Another issue which was raised on cross-appeal by the Hospital was whether Plank waived his right to assert a constitutional challenge. The Hospital argued that Plank’s arguments regarding the constitutionality were waived on appeal because his constitutional challenge was not properly preserved at trial at the appropriate time. The record shows that, upon the rendering of the jury verdict, the Hospital moved for reduction of the verdict to the statutory cap and Plank did not respond. Plank’s counsel argued that he was consulting with his client and did not hear the oral motion. However, the trial court requested Plank’s counsel to draft the order reducing the award to the statutory limits and he agreed to do so.
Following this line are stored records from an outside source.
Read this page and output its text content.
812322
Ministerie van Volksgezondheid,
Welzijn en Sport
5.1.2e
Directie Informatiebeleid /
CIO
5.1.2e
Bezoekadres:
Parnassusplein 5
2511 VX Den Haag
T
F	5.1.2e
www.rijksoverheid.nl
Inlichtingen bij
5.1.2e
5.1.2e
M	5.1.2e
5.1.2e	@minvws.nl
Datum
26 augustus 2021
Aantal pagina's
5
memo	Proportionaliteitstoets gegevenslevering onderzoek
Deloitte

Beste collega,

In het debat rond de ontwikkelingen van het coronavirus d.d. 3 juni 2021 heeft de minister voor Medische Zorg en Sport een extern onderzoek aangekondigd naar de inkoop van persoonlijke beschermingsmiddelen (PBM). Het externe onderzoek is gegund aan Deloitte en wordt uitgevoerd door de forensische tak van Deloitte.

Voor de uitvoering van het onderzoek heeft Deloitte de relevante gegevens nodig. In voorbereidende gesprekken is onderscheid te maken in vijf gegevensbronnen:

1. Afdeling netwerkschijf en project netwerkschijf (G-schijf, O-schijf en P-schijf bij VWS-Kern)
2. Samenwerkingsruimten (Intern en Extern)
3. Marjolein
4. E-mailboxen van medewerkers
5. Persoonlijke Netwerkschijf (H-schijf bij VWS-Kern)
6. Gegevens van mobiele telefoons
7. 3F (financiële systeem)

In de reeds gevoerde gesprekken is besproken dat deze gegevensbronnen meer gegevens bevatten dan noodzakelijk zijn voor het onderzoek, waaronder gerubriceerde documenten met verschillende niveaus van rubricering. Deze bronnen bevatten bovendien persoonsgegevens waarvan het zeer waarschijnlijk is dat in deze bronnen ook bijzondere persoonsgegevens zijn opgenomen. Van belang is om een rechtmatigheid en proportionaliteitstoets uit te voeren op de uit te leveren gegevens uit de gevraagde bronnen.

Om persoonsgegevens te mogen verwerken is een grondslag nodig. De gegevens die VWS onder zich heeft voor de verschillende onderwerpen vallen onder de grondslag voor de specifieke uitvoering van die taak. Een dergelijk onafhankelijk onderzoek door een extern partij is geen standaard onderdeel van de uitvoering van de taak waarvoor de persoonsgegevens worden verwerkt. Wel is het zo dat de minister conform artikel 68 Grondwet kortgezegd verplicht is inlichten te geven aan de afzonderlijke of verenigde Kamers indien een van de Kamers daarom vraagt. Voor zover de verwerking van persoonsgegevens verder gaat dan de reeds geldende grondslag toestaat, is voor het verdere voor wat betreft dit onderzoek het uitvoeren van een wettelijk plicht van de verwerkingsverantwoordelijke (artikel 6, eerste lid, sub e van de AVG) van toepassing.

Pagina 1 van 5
Eight (8) days later, Plank raised the constitutionality issue. Plank contends the Hospital was not prejudiced by any such delay. The Hospital noted that the matter had been pending for over six (6) years and, if it had been placed on notice that Plank was going to consider challenging the constitutionality of the cap if the verdict exceeded the cap, its defense strategy would have been extremely altered as it would have presented additional experts addressing the bills, which arguably qualified the Plaintiff for the damages up to the cap.
This decision will impact all qualified healthcare providers in Indiana. If the Court does find the cap to be unconstitutional, those providers could be forced to take steps to protect their personal assets to meet verdicts which exceed their current professional liability insurance.
The Court is expected to issue a ruling in the next few months.